Ia menilai, pemotongan utang itu merugikan petani. “Ketika kita tanya, mereka selalu bilang baru mau (akad kredit). Buktinya sampai hari ini tidak ada. Itu yang kita khawatirkan, ketika nanti akad kredit ada yang di luar kemampuan petani plasma itu, bisa besar sekali. Jelas ini merugikan petani,” katanya.

Akibat pemotongan itu, para petani plasma hanya menerima Rp 50-100 ribu per hektare. “Perusahaan dan koperasi selalu bilang itu sisa dari bayar kredit bank, pemupukan, perawatan. Sementara akad kredit belum ada, kok sudah ada pemotongannya,” jelas ketua dewan.

Karena itu, DPRD Kubar meminta BPKP mengaudit semua perusahaan sawit di daerah, agar masyarakat tidak terus-terusan dirugikan. Jika terbukti ada indikasi penyimpangan atau penghilangan hak-hak petani plasma, DPRD meminta pemerintah mengevaluasi kembali izin yang diberikan.

“Kalau BPKP mengaudit ada indikasi pelanggaran khususnya pidana, jelas itu ke arah ranah pidana. Selanjutnya izin perusahaan yang bersangkutan kami berharap dicabut,” jelasnya.

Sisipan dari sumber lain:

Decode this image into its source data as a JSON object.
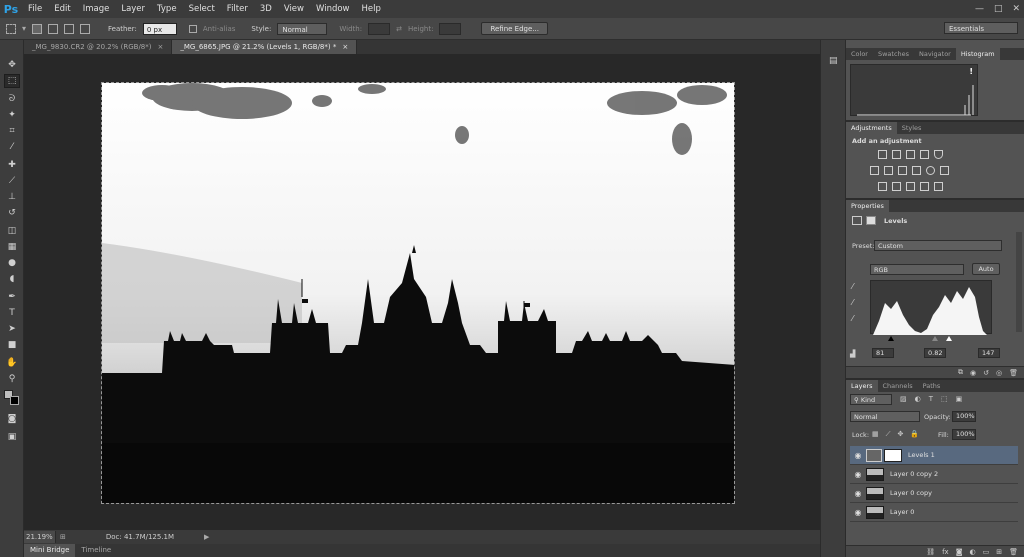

Ketua Pansus Plasma DPRD Kubar Yono Rustanto Gamas menyebut, dari semua perusahaan perkebunan kelapa sawit di Kubar, baru sekitar 9,6 persen yang memiliki kebun plasma. Padahal kebun kemitraan itu adalah kewajiban perusahaan. “Baru 9,6 persen kebun plasma yang terbangun di Kubar dari total perusahaan sawit di Kubar,” sebut Tanto. (kri/k16)

 

HARTONO

[email protected]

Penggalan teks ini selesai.